Fidèle à ses principes : poursuivre le don de soi
Concernant son intérêt pour la sensibilisation de la jeunesse, il explique : «J'ai cette envie de communier avec les jeunes, de les contacter là où ils se trouvent afin de les sensibiliser, de les éduquer et pourquoi pas de les mobiliser autour d'objectifs concrets.» Il relève toutefois certains dysfonctionnements de ce secteur de la jeunesse : «Je déplore cette intervention d'un des responsables qui avait dit ‘‘nous allons mobiliser la jeunesse algérienne par le biais de l'équipe nationale !''. J'aurais souhaité qu'il soit plus responsable en respectant ceux qui l'ont précédé dans cette mission et qui, sans prétention aucune, ont de l'expérience dans le domaine de la mobilisation. Qu'il respecte aussi ses autres collègues du gouvernement qui sont en charge de la jeunesse, ceux de l'éducation nationale, de l'enseignement supérieur, de la culture, du travail, et qui font, plus qu'il n'en pense, en tout cas le maximum pour la mobilisation. Quant à sa ‘‘mobilisation'', et de cette manière, elle est identique à un ciel moutonné qui ne dure pas longtemps.» Il affirme avec conviction que dans le climat difficile et délétère dans lequel nous vivons, il faut œuvrer, chacun dans son domaine, même à travers de petites choses, afin de semer sa petite graine d'excellence.Il s'exclame à ce sujet : «Dans le règne de la médiocrité doit-on croiser les bras, se taire et être égoïste et dire ‘‘La Mecque à un Dieu qui la protège''. Au contraire, on doit faire preuve d'abnégation et suivre l'exemple de l'adage qui dit : ‘‘A défaut d'être un astre dans le ciel, soyez au moins une lampe a pétrole à la maison''.» Pour conclure, Kamel Bouchama estime qu'il reste toujours fidèle à ses valeurs.

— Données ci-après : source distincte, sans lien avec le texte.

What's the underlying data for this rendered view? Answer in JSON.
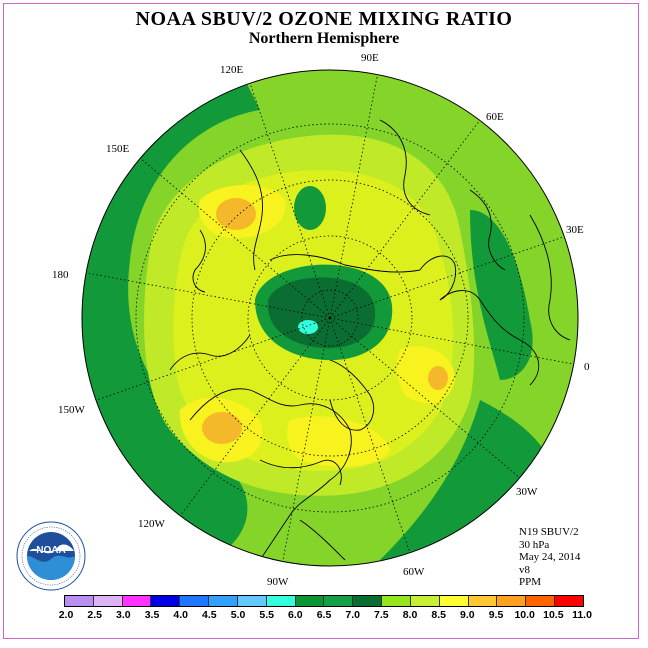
{
  "title": "NOAA SBUV/2 OZONE MIXING RATIO",
  "subtitle": "Northern Hemisphere",
  "info": {
    "instrument": "N19 SBUV/2",
    "level": "30 hPa",
    "date": "May 24, 2014",
    "version": "v8",
    "units": "PPM"
  },
  "logo": {
    "text": "NOAA",
    "ring_text": "NATIONAL OCEANIC AND ATMOSPHERIC ADMINISTRATION · U.S. DEPARTMENT OF COMMERCE"
  },
  "longitude_labels": [
    "90E",
    "60E",
    "30E",
    "0",
    "30W",
    "60W",
    "90W",
    "120W",
    "150W",
    "180",
    "150E",
    "120E"
  ],
  "colorbar": {
    "ticks": [
      "2.0",
      "2.5",
      "3.0",
      "3.5",
      "4.0",
      "4.5",
      "5.0",
      "5.5",
      "6.0",
      "6.5",
      "7.0",
      "7.5",
      "8.0",
      "8.5",
      "9.0",
      "9.5",
      "10.0",
      "10.5",
      "11.0"
    ],
    "colors": [
      "#b88ef0",
      "#dcb4f5",
      "#ff32ff",
      "#0000e6",
      "#1e78ff",
      "#32a0ff",
      "#64c8ff",
      "#32ffdc",
      "#0a9632",
      "#14a046",
      "#0a6e32",
      "#96e61e",
      "#c8f032",
      "#ffff32",
      "#ffc832",
      "#ffa01e",
      "#ff6400",
      "#ff0000",
      "#a0522d"
    ]
  },
  "field_colors": {
    "band_outer": "#84d42a",
    "dark_green": "#129a3a",
    "deep_green": "#0a6e32",
    "lime": "#c0ea28",
    "yellow_green": "#dcf01e",
    "yellow": "#f8f31e",
    "orange": "#f5b82a",
    "cyan": "#32ffdc"
  }
}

Aujourd'hui, il «sillonne le pays, toujours dans le même esprit de donner, d'éduquer, de sensibiliser à travers mes ouvrages ou mes conférences. J'écris beaucoup et je contribue à ma façon à éveiller les consciences […] je pense apporter cette lueur d'espoir et ce vent de fraîcheur en ces moments maussades. Ainsi, je contribue à ma façon à la construction de mon pays, continuellement, positivement, en espérant faire œuvre utile. Le pays demande aujourd'hui plus de sérieux et de positif pour sortir de la crise multiforme dans laquelle il se débat... Il faut franchir le Rubicon. C'est la seule chose qui nous reste. En attendant cette décision salvatrice des hommes sages, je reste positif en contribuant sincèrement
à tout ce qui peut donner quelque chose de sain et de beau à ce beau pays qui nécessite toute notre attention.»